Review: Spec Ops: the Line

How many Americans have you killed today?
Dismissed as just another war game, a generic third-person shooter, Spec Ops: the Line is doomed to languish in obscurity. Multiplayer is a ghost town. The first hour of the game screams "you've done this before!"

The Line will become a cult classic, a design document for future projects.

I quite like the game's core shooting, to be honest, so I don't quite get the dismissals. Sandstorm-wrecked Dubai is a near-perfect shooter landscape: outdoors is bleak post-apocalyptica while indoors are the ornate excesses of oil princes. Sure, chest-high walls abound, but bullets matter. Some of the later enemies can soak bullets up, which is a shame, but the vast majority are quite fragile, and ammo is scarce. Nail headshots or run dry and frantically backtrack to find a gun with ammo left in it.



The player is in the shoes of Walker (voiced by the omnipresent Nolan North), commander of a three-man Delta Squad sent to investigate the current state of the city. What happened to the brigade tasked with rescuing survivors? Are there survivors? What the hell is going on?

These questions will be answered...sort of.

There are survivors and the "Damned 33rd" are a presence in the city.

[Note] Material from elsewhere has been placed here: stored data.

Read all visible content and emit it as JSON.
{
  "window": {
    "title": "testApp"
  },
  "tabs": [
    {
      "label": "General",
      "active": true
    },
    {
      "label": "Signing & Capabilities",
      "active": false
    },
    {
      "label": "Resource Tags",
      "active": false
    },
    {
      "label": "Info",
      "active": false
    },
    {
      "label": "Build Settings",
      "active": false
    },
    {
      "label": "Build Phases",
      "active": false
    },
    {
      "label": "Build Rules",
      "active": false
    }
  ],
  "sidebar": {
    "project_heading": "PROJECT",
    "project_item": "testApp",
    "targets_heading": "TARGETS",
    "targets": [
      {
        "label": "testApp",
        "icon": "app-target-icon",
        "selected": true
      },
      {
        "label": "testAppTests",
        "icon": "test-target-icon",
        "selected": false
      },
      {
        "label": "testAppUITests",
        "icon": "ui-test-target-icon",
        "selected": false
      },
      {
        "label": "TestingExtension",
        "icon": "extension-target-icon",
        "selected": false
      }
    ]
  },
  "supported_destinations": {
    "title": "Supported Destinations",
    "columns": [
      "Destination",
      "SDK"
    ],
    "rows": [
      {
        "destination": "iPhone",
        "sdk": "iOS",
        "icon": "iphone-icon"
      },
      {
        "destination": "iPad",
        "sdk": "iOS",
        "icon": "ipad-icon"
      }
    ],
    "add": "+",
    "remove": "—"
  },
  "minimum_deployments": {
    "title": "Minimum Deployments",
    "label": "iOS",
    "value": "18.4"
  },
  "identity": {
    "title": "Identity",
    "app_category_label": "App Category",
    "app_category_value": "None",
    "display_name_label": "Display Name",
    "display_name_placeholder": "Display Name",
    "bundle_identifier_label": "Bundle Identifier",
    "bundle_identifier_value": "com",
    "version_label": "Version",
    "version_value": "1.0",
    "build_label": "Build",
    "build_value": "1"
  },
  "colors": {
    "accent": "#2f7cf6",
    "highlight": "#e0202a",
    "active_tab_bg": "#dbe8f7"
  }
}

A three-man squad shouldn't upset the balance of thousands, but maybe a grain of sand in Morocco caused the sandstorms in Dubai.

Throughout the brief campaign players will be faced with moral choices ranging from bad to worse, bringing players into complicity with the dark tale Yager has woven here. The choices are presented contextually, requiring action on the player's part besides pressing A or B, but sometimes suffered from a lack of clarity. It's a linear action game yet it has choice. The story branches but it's not an RPG. Six hours feels thin yet I wonder if more content would have overstayed its welcome.

Poorly marketed, badly priced at $60, Spec Ops: the Line made my jaw drop numerous times. It's flawed, the conclusion is rushed, but it presents something few shooters have lately: a unique experience which leaves you emotionally shaken. Shaken.